Знакома ли вам эта картина?
На столе, вперемешку с тем, что есть можно – гречкой, квашеной капустой, ломтями хлеба – уже стоит то, чего есть пока нельзя – решетки яиц, пакеты молока, пачки сливочного масла, творог…
И глава семьи, заглянув на кухню, в ужасе отшатывается: «О нет, только не это! Ну неужели нельзя купить…» Зато дети вдохновенно подтаскивают к плите разную посуду, начиная от больших кастрюль и заканчивая эмалированными кружками и высокими консервными банками. Они ждали того, что так испугало отца, целый год – сейчас будем готовить к Пасхе! Печь куличи, намешивать пасхи, красить яйца.
Можно купить. Да, наверное, и лучше – качественнее, вкуснее.

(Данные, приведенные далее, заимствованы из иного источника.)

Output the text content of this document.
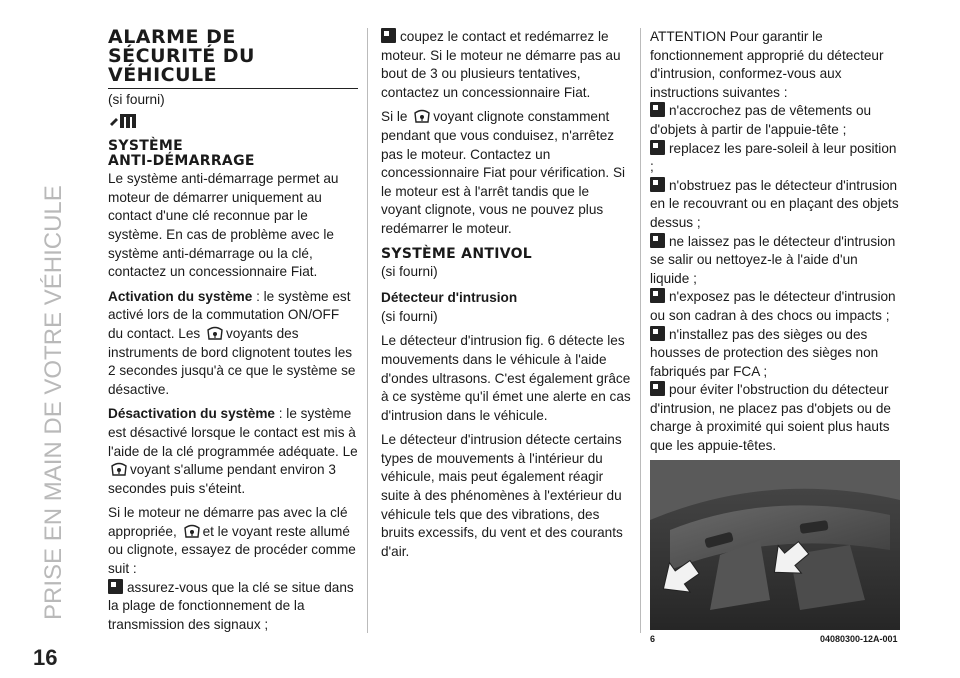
PRISE EN MAIN DE VOTRE VÉHICULE
16
ALARME DE
SÉCURITÉ DU
VÉHICULE

(si fourni)

SYSTÈME
ANTI-DÉMARRAGE

Le système anti-démarrage permet au moteur de démarrer uniquement au contact d'une clé reconnue par le système. En cas de problème avec le système anti-démarrage ou la clé, contactez un concessionnaire Fiat.

Activation du système : le système est activé lors de la commutation ON/OFF du contact. Les voyants des instruments de bord clignotent toutes les 2 secondes jusqu'à ce que le système se désactive.

Désactivation du système : le système est désactivé lorsque le contact est mis à l'aide de la clé programmée adéquate. Le
voyant s'allume pendant environ 3 secondes puis s'éteint.

Si le moteur ne démarre pas avec la clé appropriée, et le voyant reste allumé ou clignote, essayez de procéder comme suit :

assurez-vous que la clé se situe dans la plage de fonctionnement de la transmission des signaux ;

coupez le contact et redémarrez le moteur. Si le moteur ne démarre pas au bout de 3 ou plusieurs tentatives, contactez un concessionnaire Fiat.

Si le voyant clignote constamment pendant que vous conduisez, n'arrêtez pas le moteur. Contactez un concessionnaire Fiat pour vérification. Si le moteur est à l'arrêt tandis que le voyant clignote, vous ne pouvez plus redémarrer le moteur.

SYSTÈME ANTIVOL

(si fourni)

Détecteur d'intrusion

(si fourni)

Le détecteur d'intrusion fig. 6 détecte les mouvements dans le véhicule à l'aide d'ondes ultrasons. C'est également grâce à ce système qu'il émet une alerte en cas d'intrusion dans le véhicule.

Le détecteur d'intrusion détecte certains types de mouvements à l'intérieur du véhicule, mais peut également réagir suite à des phénomènes à l'extérieur du véhicule tels que des vibrations, des bruits excessifs, du vent et des courants d'air.

ATTENTION Pour garantir le fonctionnement approprié du détecteur d'intrusion, conformez-vous aux instructions suivantes :

n'accrochez pas de vêtements ou d'objets à partir de l'appuie-tête ;

replacez les pare-soleil à leur position ;

n'obstruez pas le détecteur d'intrusion en le recouvrant ou en plaçant des objets dessus ;

ne laissez pas le détecteur d'intrusion se salir ou nettoyez-le à l'aide d'un liquide ;

n'exposez pas le détecteur d'intrusion ou son cadran à des chocs ou impacts ;

n'installez pas des sièges ou des housses de protection des sièges non fabriqués par FCA ;

pour éviter l'obstruction du détecteur d'intrusion, ne placez pas d'objets ou de charge à proximité qui soient plus hauts que les appuie-têtes.

6	04080300-12A-001
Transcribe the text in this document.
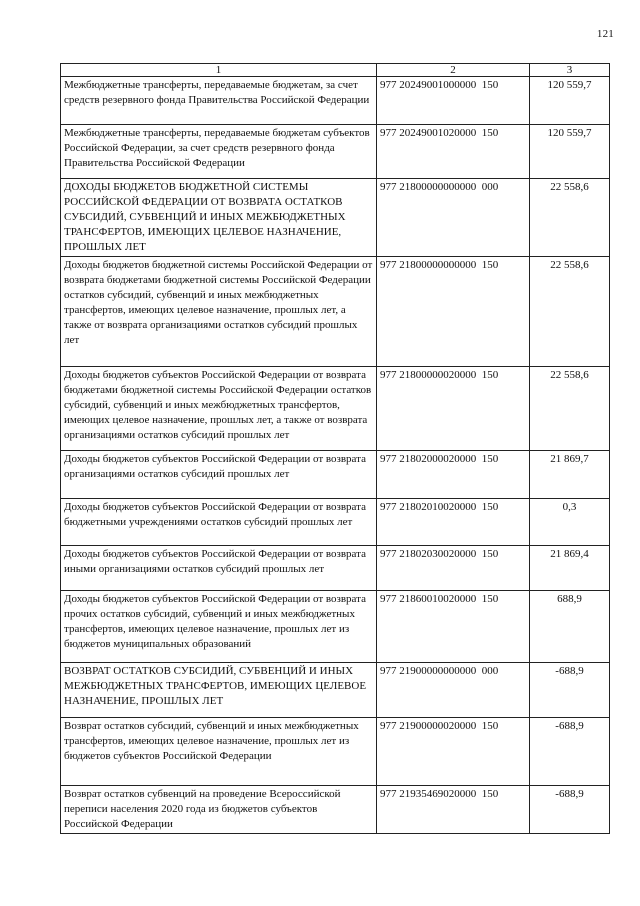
121
1	2	3
Межбюджетные трансферты, передаваемые бюджетам, за счет средств резервного фонда Правительства Российской Федерации	977 20249001000000  150	120 559,7
Межбюджетные трансферты, передаваемые бюджетам субъектов Российской Федерации, за счет средств резервного фонда Правительства Российской Федерации	977 20249001020000  150	120 559,7
ДОХОДЫ БЮДЖЕТОВ БЮДЖЕТНОЙ СИСТЕМЫ РОССИЙСКОЙ ФЕДЕРАЦИИ ОТ ВОЗВРАТА ОСТАТКОВ СУБСИДИЙ, СУБВЕНЦИЙ И ИНЫХ МЕЖБЮДЖЕТНЫХ ТРАНСФЕРТОВ, ИМЕЮЩИХ ЦЕЛЕВОЕ НАЗНАЧЕНИЕ, ПРОШЛЫХ ЛЕТ	977 21800000000000  000	22 558,6
Доходы бюджетов бюджетной системы Российской Федерации от возврата бюджетами бюджетной системы Российской Федерации остатков субсидий, субвенций и иных межбюджетных трансфертов, имеющих целевое назначение, прошлых лет, а также от возврата организациями остатков субсидий прошлых лет	977 21800000000000  150	22 558,6
Доходы бюджетов субъектов Российской Федерации от возврата бюджетами бюджетной системы Российской Федерации остатков субсидий, субвенций и иных межбюджетных трансфертов, имеющих целевое назначение, прошлых лет, а также от возврата организациями остатков субсидий прошлых лет	977 21800000020000  150	22 558,6
Доходы бюджетов субъектов Российской Федерации от возврата организациями остатков субсидий прошлых лет	977 21802000020000  150	21 869,7
Доходы бюджетов субъектов Российской Федерации от возврата бюджетными учреждениями остатков субсидий прошлых лет	977 21802010020000  150	0,3
Доходы бюджетов субъектов Российской Федерации от возврата иными организациями остатков субсидий прошлых лет	977 21802030020000  150	21 869,4
Доходы бюджетов субъектов Российской Федерации от возврата прочих остатков субсидий, субвенций и иных межбюджетных трансфертов, имеющих целевое назначение, прошлых лет из бюджетов муниципальных образований	977 21860010020000  150	688,9
ВОЗВРАТ ОСТАТКОВ СУБСИДИЙ, СУБВЕНЦИЙ И ИНЫХ МЕЖБЮДЖЕТНЫХ ТРАНСФЕРТОВ, ИМЕЮЩИХ ЦЕЛЕВОЕ НАЗНАЧЕНИЕ, ПРОШЛЫХ ЛЕТ	977 21900000000000  000	-688,9
Возврат остатков субсидий, субвенций и иных межбюджетных трансфертов, имеющих целевое назначение, прошлых лет из бюджетов субъектов Российской Федерации	977 21900000020000  150	-688,9
Возврат остатков субвенций на проведение Всероссийской переписи населения 2020 года из бюджетов субъектов Российской Федерации	977 21935469020000  150	-688,9
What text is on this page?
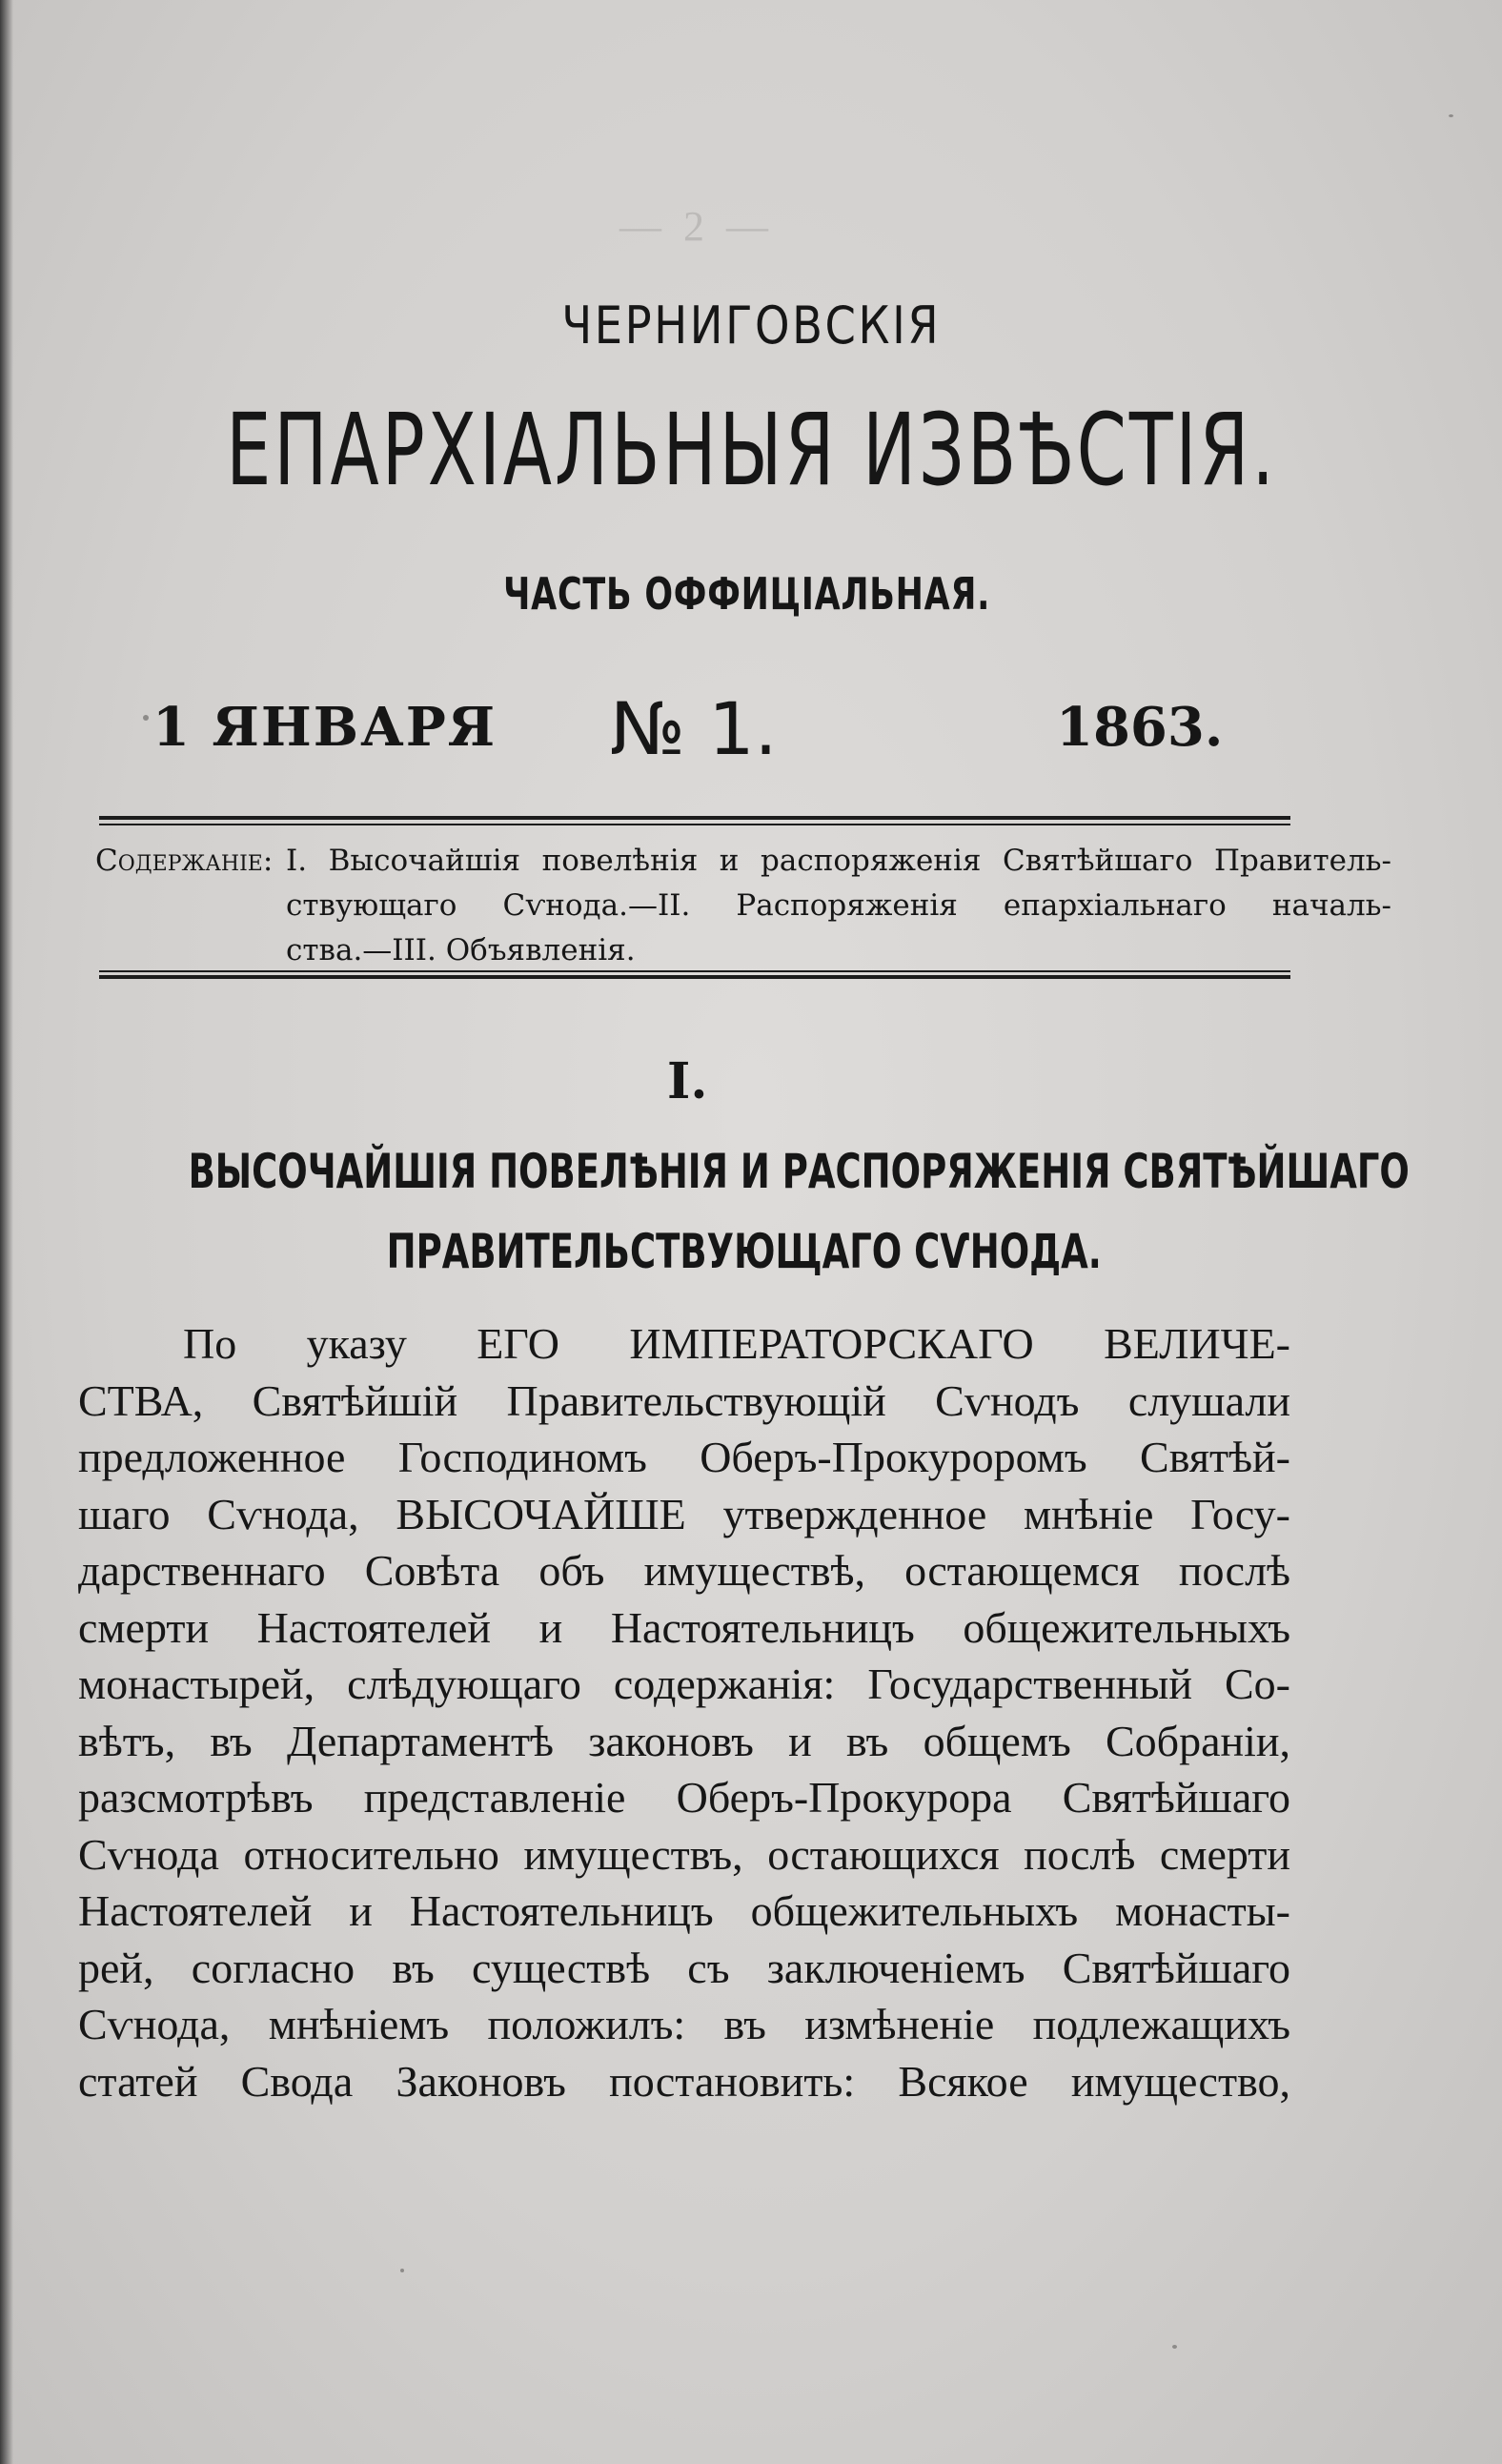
— 2 —
ЧЕРНИГОВСКІЯ
ЕПАРХІАЛЬНЫЯ ИЗВѢСТІЯ.
ЧАСТЬ ОФФИЦІАЛЬНАЯ.
1 ЯНВАРЯ № 1.	1863.
Содержаніе: I. Высочайшія повелѣнія и распоряженія Святѣйшаго Правитель-
ствующаго Сѵнода.—II. Распоряженія епархіальнаго началь-
ства.—III. Объявленія.
I.
ВЫСОЧАЙШІЯ ПОВЕЛѢНІЯ И РАСПОРЯЖЕНІЯ СВЯТѢЙШАГО
ПРАВИТЕЛЬСТВУЮЩАГО СѴНОДА.
По указу ЕГО ИМПЕРАТОРСКАГО ВЕЛИЧЕ-
СТВА, Святѣйшій Правительствующій Сѵнодъ слушали
предложенное Господиномъ Оберъ-Прокуроромъ Святѣй-
шаго Сѵнода, ВЫСОЧАЙШЕ утвержденное мнѣніе Госу-
дарственнаго Совѣта объ имуществѣ, остающемся послѣ
смерти Настоятелей и Настоятельницъ общежительныхъ
монастырей, слѣдующаго содержанія: Государственный Со-
вѣтъ, въ Департаментѣ законовъ и въ общемъ Собраніи,
разсмотрѣвъ представленіе Оберъ-Прокурора Святѣйшаго
Сѵнода относительно имуществъ, остающихся послѣ смерти
Настоятелей и Настоятельницъ общежительныхъ монасты-
рей, согласно въ существѣ съ заключеніемъ Святѣйшаго
Сѵнода, мнѣніемъ положилъ: въ измѣненіе подлежащихъ
статей Свода Законовъ постановить: Всякое имущество,
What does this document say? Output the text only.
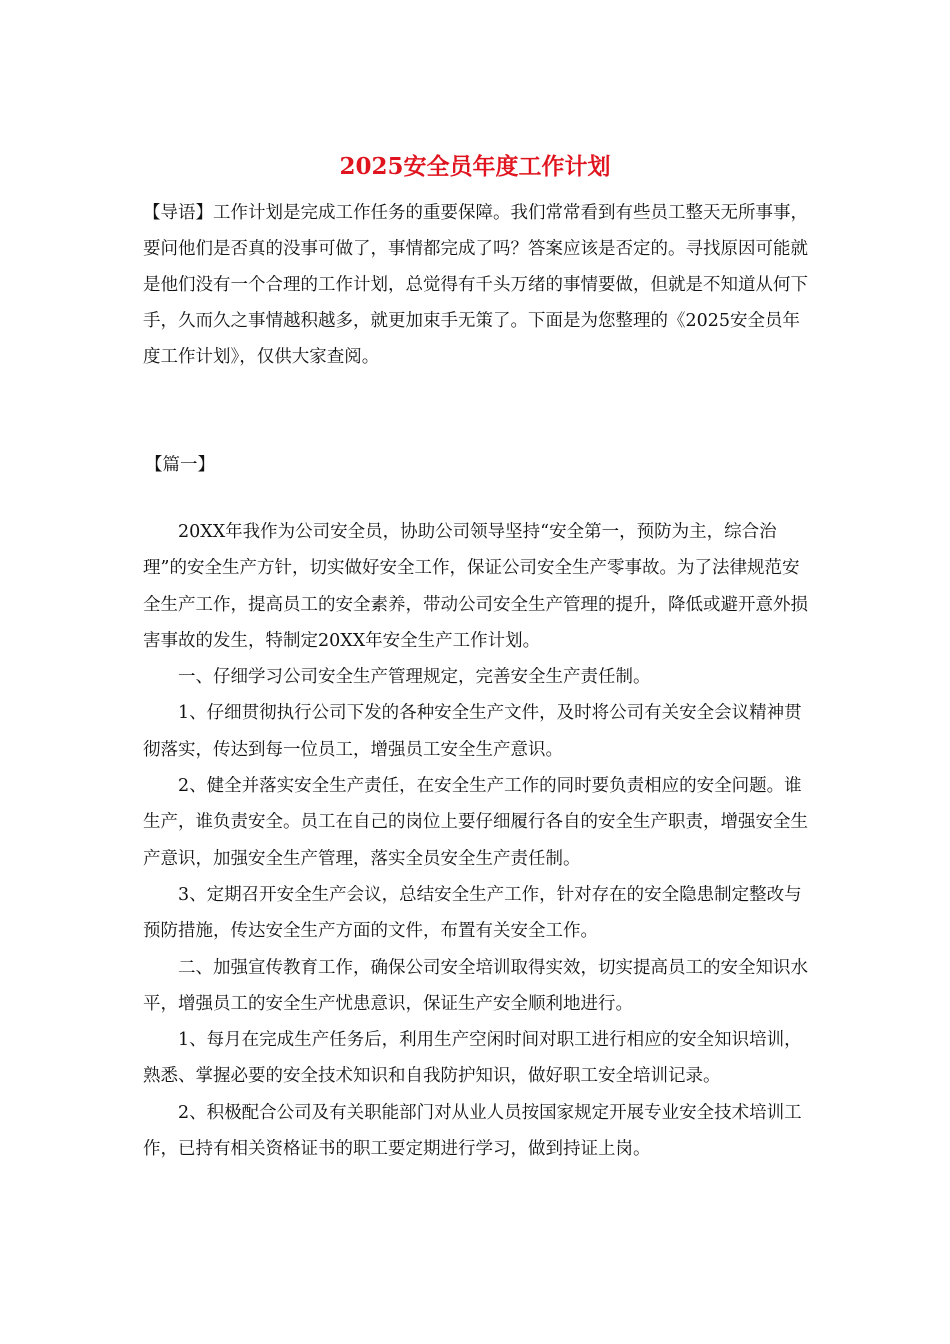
2025安全员年度工作计划

【导语】工作计划是完成工作任务的重要保障。我们常常看到有些员工整天无所事事，要问他们是否真的没事可做了，事情都完成了吗？答案应该是否定的。寻找原因可能就是他们没有一个合理的工作计划，总觉得有千头万绪的事情要做，但就是不知道从何下手，久而久之事情越积越多，就更加束手无策了。下面是为您整理的《2025安全员年度工作计划》，仅供大家查阅。

【篇一】

20XX年我作为公司安全员，协助公司领导坚持“安全第一，预防为主，综合治理”的安全生产方针，切实做好安全工作，保证公司安全生产零事故。为了法律规范安全生产工作，提高员工的安全素养，带动公司安全生产管理的提升，降低或避开意外损害事故的发生，特制定20XX年安全生产工作计划。

一、仔细学习公司安全生产管理规定，完善安全生产责任制。

1、仔细贯彻执行公司下发的各种安全生产文件，及时将公司有关安全会议精神贯彻落实，传达到每一位员工，增强员工安全生产意识。

2、健全并落实安全生产责任，在安全生产工作的同时要负责相应的安全问题。谁生产，谁负责安全。员工在自己的岗位上要仔细履行各自的安全生产职责，增强安全生产意识，加强安全生产管理，落实全员安全生产责任制。

3、定期召开安全生产会议，总结安全生产工作，针对存在的安全隐患制定整改与预防措施，传达安全生产方面的文件，布置有关安全工作。

二、加强宣传教育工作，确保公司安全培训取得实效，切实提高员工的安全知识水平，增强员工的安全生产忧患意识，保证生产安全顺利地进行。

1、每月在完成生产任务后，利用生产空闲时间对职工进行相应的安全知识培训，熟悉、掌握必要的安全技术知识和自我防护知识，做好职工安全培训记录。

2、积极配合公司及有关职能部门对从业人员按国家规定开展专业安全技术培训工作，已持有相关资格证书的职工要定期进行学习，做到持证上岗。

Профессионалы все сделают, как надо. Они точно соблюдут рецепт, а не будут сыпать все «на глазок», удивляясь потом, а почему не сладко? С каким снисходительным презрением они окинули бы батарею выстланных чертежной калькой консервных банок, в которых , несмотря на воткнутые по центру лучинки, все-таки криво подходит тесто для куличей… И готовые куличи из форм у профессионалов выскальзывают, как по маслу, а не выковыриваются кусками, которые потом, как головоломку, все дружно собирают в единое целое, замазывая щели сахарной глазурью. Ни за что на свете профессионалы не станут есть разноцветную посыпку прямо из пакетика и, уж конечно, не будут выедать изюм, который выглядывает из подгорелых боков кулича. И бабушка их, уходя куда-то, не спрыснет случайно эти многострадальные куличи духами…
Но дети уверены, что вот то, что у нас обычно получается – это лучшие куличи в мире, которые не сможет повторить никто. И вечером, придя со службы чтения 12 Евангелий (конечно же, с горящими свечами), прокоптив кресты на косяках, мы ставим опару.
Готовим мы, казалось бы, в самый неподходящий день – страстную пятницу. В этот день три церковных службы, на которые мы обязательно идем. Этот день – он как бы на пределе человеческих сил. Вновь и вновь повторяются в церкви чтения о страданиях и смерти Спасителя. Но пронзительной нотой то и дело звучит обетование радости: «Покланяемся страстем Твоим, Христе. Покажи нам и славное Твое Воскресение».
Вот и в нашем доме в этот день переплетаются скорбные службы Великой Пятницы с предпраздничной кутерьмой. В перерывах между службами ставится и обминается тесто, красятся яйца – и луковой шелухой, и тряпочками с листьями, и красками, и карандашами, и покупными красителями. В марлевых мешочках, развешанных в самых неожиданных местах, стекает в подставленные мисочки творог для пасх.
Глава семьи на кухне весь день благоразумно не появляется. Он скрывается в дальнем уголке дома и, похоже, усердно молится, чтобы поскорее наступила Преблагословенная Суббота.
И она наступает. День тишины. День покоя. День, похожий на бутон, который раскроется к ночи невыразимо прекрасным цветком…
Кухня убрана. На столе стоит натюрморт с пасхальной открытки – куличи, пасха, крашеные яйца в тазике с пророщенным овсом. Все это освящено после субботней службы, а вся семья, «выложившись по полной», отдыхает перед ночной службой. Консервные банки вымыты, высушены и убраны в дальний угол, чтобы через год, когда опять встанет вопрос: «Покупаем или готовим?», быть принесенными на кухню с решительным ответом: «Готовим!»